Voting began at 6 a.m. Sunday (2330 UTC Saturday) with lines forming outside polling stations set up in Buddhist temples, schools and government buildings.
There's a sense of excitement in the Southeast Asian nation as around 30 million people prepared to vote in the first free nationwide poll in a quarter of a century.
A total of 91 parties are on the ballots, but the main contest is between the National League for Democracy (NLD), led by Nobel Peace laureate Aung San Suu Kyi, and the ruling Union Solidarity Development Party (USDP). A host of other parties from ethnic minorities, who form 40 percent of the country's 52 million people, are also taking part.
Thousands of eligible voters are, however, reportedly missing from lists, millions abroad failed to register in time, and most of the 1.1 million disenfranchised Muslim Rohingya minority are barred from voting.
In a pre-election speech on Friday, President Thein Sein stressed the government's commitment to ensuring a credible vote, with more than 10,000 observers scrutinizing the process.

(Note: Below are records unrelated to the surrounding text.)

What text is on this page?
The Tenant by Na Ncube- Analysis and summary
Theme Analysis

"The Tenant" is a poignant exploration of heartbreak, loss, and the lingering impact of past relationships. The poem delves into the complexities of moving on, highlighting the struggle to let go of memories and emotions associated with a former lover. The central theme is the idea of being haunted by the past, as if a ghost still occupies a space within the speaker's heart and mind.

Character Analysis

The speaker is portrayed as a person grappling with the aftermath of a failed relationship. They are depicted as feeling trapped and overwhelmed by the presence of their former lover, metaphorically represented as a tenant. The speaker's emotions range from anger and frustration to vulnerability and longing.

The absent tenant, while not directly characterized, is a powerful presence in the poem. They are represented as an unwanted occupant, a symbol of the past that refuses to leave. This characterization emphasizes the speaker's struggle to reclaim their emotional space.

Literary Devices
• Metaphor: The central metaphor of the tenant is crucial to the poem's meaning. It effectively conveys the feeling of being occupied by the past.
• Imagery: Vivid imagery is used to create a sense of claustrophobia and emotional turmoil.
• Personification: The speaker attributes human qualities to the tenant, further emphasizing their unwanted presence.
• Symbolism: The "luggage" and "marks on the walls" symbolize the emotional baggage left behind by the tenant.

"I'd like to say again that the government and the military will respect and accept the results," he said. "I will accept the new government formed, based on the election result."
Opposition figure vows to defy constitution
But under the constitution, even if the main opposition were to win in a landslide, its leader Aung San Suu Kyi is barred from the presidency due to constitutional changes critics allege were designed to prevent her from taking the oath of office. Add the fact the former military rulers are guaranteed a quarter of seats in the parliament; the handicaps against the opposition are formidable.
Myanmar opposition party leader Aung San Suu Kyi has said she would occupy a position "above the president" if her party wins the election.
But Suu Kyi has vowed that if her party wins a majority, she will be the power behind the new president regardless of a constitution she has derided as "very silly.“
Many voters are expected to spurn the ruling USDP, created by the former military rulers and led by former officers, because it is associated with the brutal junta that installed President Thein Sein's civilian government in 2011.
A further complexity is the fact that an inconclusive result could thrust parties representing Myanmar's myriad ethnic minorities into a king-maker role, bringing them closer to the center of power after years of being sidelined by the country's elites.